Below a short synopsis of his project.

Romolo Stanco apartment Hi-FI house

You enter the house and are immediately in an open space that seeks a balance between the linearity imposed by the long, parallel main walls – insisted on one side by the straight flight of stairs, and on the other side by the long structural seat – and the anti-perspective (that is, closed on the visitor’s side and more open further off) diagonal which the new functional volumes are arranged along. The exclusive employ of the white color highlights the shadows, the distances and the independent elements (kitchen, hood, fluepipe…). In a sort of monochrome dripping, the presence of a few sculpt-like elements is dazzling. The big, informal Flap sofa (Edra) in Magenta Lycra, and the pink fridge are a few, essential traits; they stand out as strongly expressive elements – both chromatic and formal.
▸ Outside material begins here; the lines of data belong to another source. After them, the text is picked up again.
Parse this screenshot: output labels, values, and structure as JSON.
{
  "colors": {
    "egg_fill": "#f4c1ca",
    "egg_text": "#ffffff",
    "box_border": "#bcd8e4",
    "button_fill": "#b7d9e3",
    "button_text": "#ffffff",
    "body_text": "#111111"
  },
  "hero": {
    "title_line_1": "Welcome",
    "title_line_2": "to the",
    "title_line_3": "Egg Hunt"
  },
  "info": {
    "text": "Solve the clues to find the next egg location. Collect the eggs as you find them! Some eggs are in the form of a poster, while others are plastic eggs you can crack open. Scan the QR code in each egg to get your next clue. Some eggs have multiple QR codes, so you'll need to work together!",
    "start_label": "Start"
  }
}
Romolo Stanco apartment Hi-FI house

The loft area, which can only be reached by climbing the suspended dinosaur-back like stairs, is the relax-night zone. It is only separated from the living room by a glass that has the same function of theatrical wings. The essential, low bed is opposed to the expressive bathtub (“La vasca” by Matteo Thun).
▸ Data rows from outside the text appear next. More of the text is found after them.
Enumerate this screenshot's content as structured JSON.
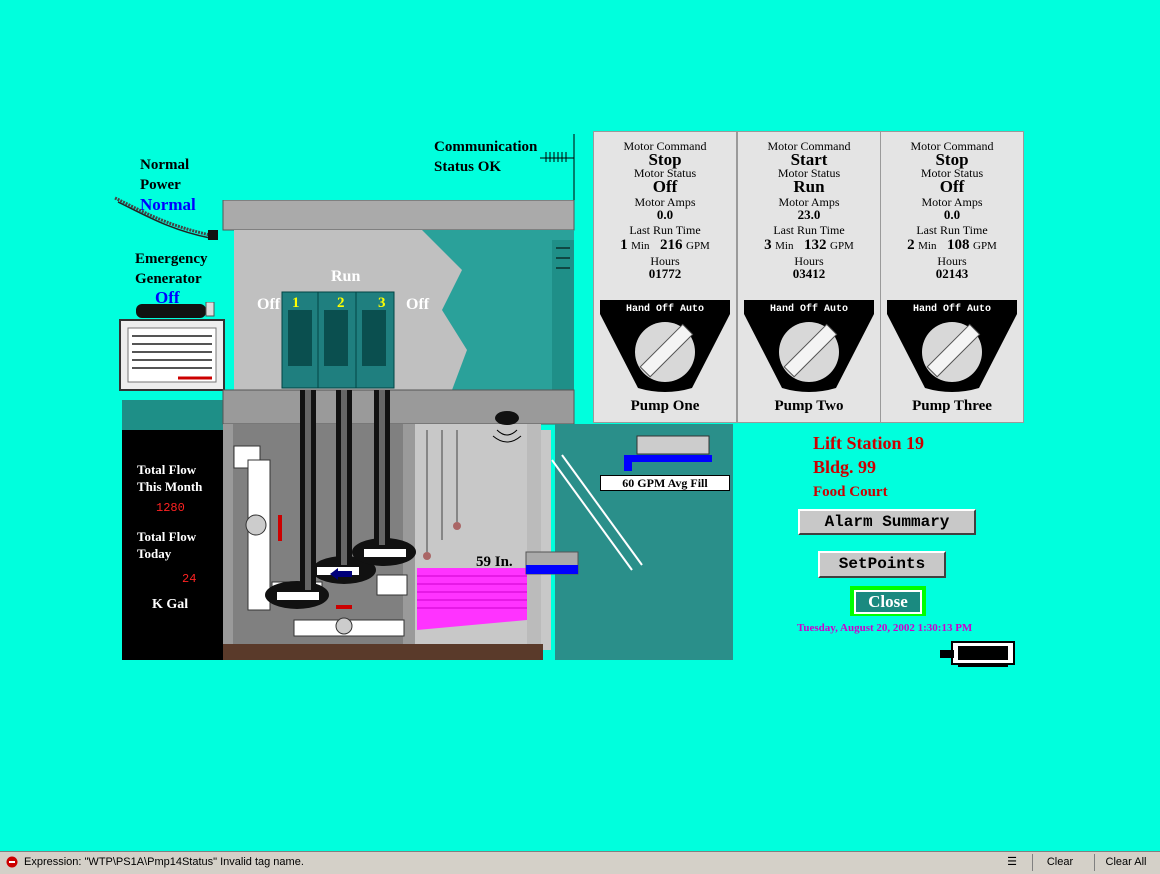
{
  "colors": {
    "background": "#00ffdd",
    "alarm_red": "#cc0000",
    "date_magenta": "#cc00cc",
    "status_blue": "#0000ff",
    "water_magenta": "#ff33ff"
  },
  "power": {
    "normal_label_1": "Normal",
    "normal_label_2": "Power",
    "normal_status": "Normal"
  },
  "generator": {
    "label_1": "Emergency",
    "label_2": "Generator",
    "status": "Off"
  },
  "communication": {
    "label": "Communication",
    "status": "Status OK"
  },
  "pump_states": {
    "run_label": "Run",
    "left": "Off",
    "right": "Off",
    "numbers": [
      "1",
      "2",
      "3"
    ]
  },
  "flow": {
    "month_label_1": "Total Flow",
    "month_label_2": "This Month",
    "month_value": "1280",
    "today_label_1": "Total Flow",
    "today_label_2": "Today",
    "today_value": "24",
    "units": "K Gal"
  },
  "wetwell": {
    "level": "59 In.",
    "level_inches": 59,
    "fill_rate": "60  GPM Avg Fill"
  },
  "pumps": [
    {
      "cmd_label": "Motor Command",
      "cmd": "Stop",
      "status_label": "Motor Status",
      "status": "Off",
      "amps_label": "Motor Amps",
      "amps": "0.0",
      "runtime_label": "Last Run Time",
      "run_min": "1",
      "min_unit": "Min",
      "gpm": "216",
      "gpm_unit": "GPM",
      "hours_label": "Hours",
      "hours": "01772",
      "hoa": [
        "Hand",
        "Off",
        "Auto"
      ],
      "name": "Pump One"
    },
    {
      "cmd_label": "Motor Command",
      "cmd": "Start",
      "status_label": "Motor Status",
      "status": "Run",
      "amps_label": "Motor Amps",
      "amps": "23.0",
      "runtime_label": "Last Run Time",
      "run_min": "3",
      "min_unit": "Min",
      "gpm": "132",
      "gpm_unit": "GPM",
      "hours_label": "Hours",
      "hours": "03412",
      "hoa": [
        "Hand",
        "Off",
        "Auto"
      ],
      "name": "Pump Two"
    },
    {
      "cmd_label": "Motor Command",
      "cmd": "Stop",
      "status_label": "Motor Status",
      "status": "Off",
      "amps_label": "Motor Amps",
      "amps": "0.0",
      "runtime_label": "Last Run Time",
      "run_min": "2",
      "min_unit": "Min",
      "gpm": "108",
      "gpm_unit": "GPM",
      "hours_label": "Hours",
      "hours": "02143",
      "hoa": [
        "Hand",
        "Off",
        "Auto"
      ],
      "name": "Pump Three"
    }
  ],
  "station": {
    "title": "Lift Station 19",
    "building": "Bldg. 99",
    "location": "Food Court"
  },
  "buttons": {
    "alarm_summary": "Alarm Summary",
    "setpoints": "SetPoints",
    "close": "Close"
  },
  "datetime": "Tuesday, August 20, 2002  1:30:13 PM",
  "statusbar": {
    "message": "Expression: \"WTP\\PS1A\\Pmp14Status\"  Invalid tag name.",
    "clear": "Clear",
    "clear_all": "Clear All"
  }
}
Romolo Stanco apartment Hi-FI house

The new volumes are the monolith kitchen block, the fluepipe (which crosses the functional seat at a right angle) and the triangular volume of the bathroom (see below.) The strongly dynamic approach to the project is made even stronger by choosing to outline the functional volumes as individual volumes, separated from one another.
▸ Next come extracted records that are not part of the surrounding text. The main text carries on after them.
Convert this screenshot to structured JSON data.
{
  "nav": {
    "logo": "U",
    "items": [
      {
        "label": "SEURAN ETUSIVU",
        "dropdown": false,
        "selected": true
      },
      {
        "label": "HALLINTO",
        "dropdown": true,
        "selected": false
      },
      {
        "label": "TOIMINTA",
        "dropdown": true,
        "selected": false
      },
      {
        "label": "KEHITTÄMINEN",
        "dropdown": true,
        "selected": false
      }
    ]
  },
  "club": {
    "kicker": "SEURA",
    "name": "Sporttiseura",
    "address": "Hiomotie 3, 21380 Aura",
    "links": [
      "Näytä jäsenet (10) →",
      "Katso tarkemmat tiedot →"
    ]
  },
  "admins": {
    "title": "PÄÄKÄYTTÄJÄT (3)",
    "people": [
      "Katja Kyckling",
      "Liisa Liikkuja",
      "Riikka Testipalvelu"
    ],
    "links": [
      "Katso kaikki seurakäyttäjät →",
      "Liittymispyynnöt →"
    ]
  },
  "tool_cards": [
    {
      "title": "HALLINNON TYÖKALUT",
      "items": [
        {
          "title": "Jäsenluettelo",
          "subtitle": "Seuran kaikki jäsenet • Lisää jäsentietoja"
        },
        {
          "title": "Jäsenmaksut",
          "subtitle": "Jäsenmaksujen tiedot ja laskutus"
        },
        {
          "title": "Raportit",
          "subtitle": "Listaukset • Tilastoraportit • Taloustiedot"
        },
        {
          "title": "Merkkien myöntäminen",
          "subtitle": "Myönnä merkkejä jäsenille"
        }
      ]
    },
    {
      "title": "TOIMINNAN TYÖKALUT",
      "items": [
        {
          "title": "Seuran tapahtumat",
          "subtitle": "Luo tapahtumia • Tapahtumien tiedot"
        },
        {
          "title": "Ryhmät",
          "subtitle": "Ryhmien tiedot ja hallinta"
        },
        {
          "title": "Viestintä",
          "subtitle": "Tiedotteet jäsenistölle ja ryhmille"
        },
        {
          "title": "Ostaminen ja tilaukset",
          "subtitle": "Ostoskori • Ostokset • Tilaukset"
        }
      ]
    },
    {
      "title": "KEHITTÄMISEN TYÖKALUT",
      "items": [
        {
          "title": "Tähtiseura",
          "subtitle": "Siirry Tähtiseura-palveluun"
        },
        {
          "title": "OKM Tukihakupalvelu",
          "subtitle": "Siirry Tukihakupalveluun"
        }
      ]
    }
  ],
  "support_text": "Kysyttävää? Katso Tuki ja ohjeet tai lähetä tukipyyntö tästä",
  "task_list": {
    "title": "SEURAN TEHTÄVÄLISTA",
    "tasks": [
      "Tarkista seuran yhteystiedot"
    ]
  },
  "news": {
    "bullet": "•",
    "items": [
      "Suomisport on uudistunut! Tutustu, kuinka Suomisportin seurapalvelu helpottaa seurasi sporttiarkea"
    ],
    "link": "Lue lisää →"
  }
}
Romolo Stanco apartment Hi-FI house

The central table in structural glass (design Romolo Stanco for NIccolai), surrounded by Panton chairs (Vernor Panton for Vitra) filters the living room open space in a quiet, understated way, also provinding a counterpoint to the sofa.

Romolo Stanco apartment Hi-FI house Romolo Stanco apartment Hi-FI house

The open space lets immediately see the asymmetric planimetry, oriented along two main lines. The first line, running parallel to the building’s interior yard, characterizes the two main sides of the house and the short side (overlooking the interior yard). The second line, inclined by 22°, closes the fourth side along the street, thus making the plant of the house a trapezoid with a 90° angle. The project was developed under the geometric influence of these two lines. The new functional volumes and the furniture are therefore arranged on two independent plans, which are rotated by 22° and oriented along the original main lines of the house. The space “folding” – to put it ironically with Peter Eisenman – does not merely entail the rotation of the plans, but rather brings about a new perspective, as intriguing as it is ambiguous.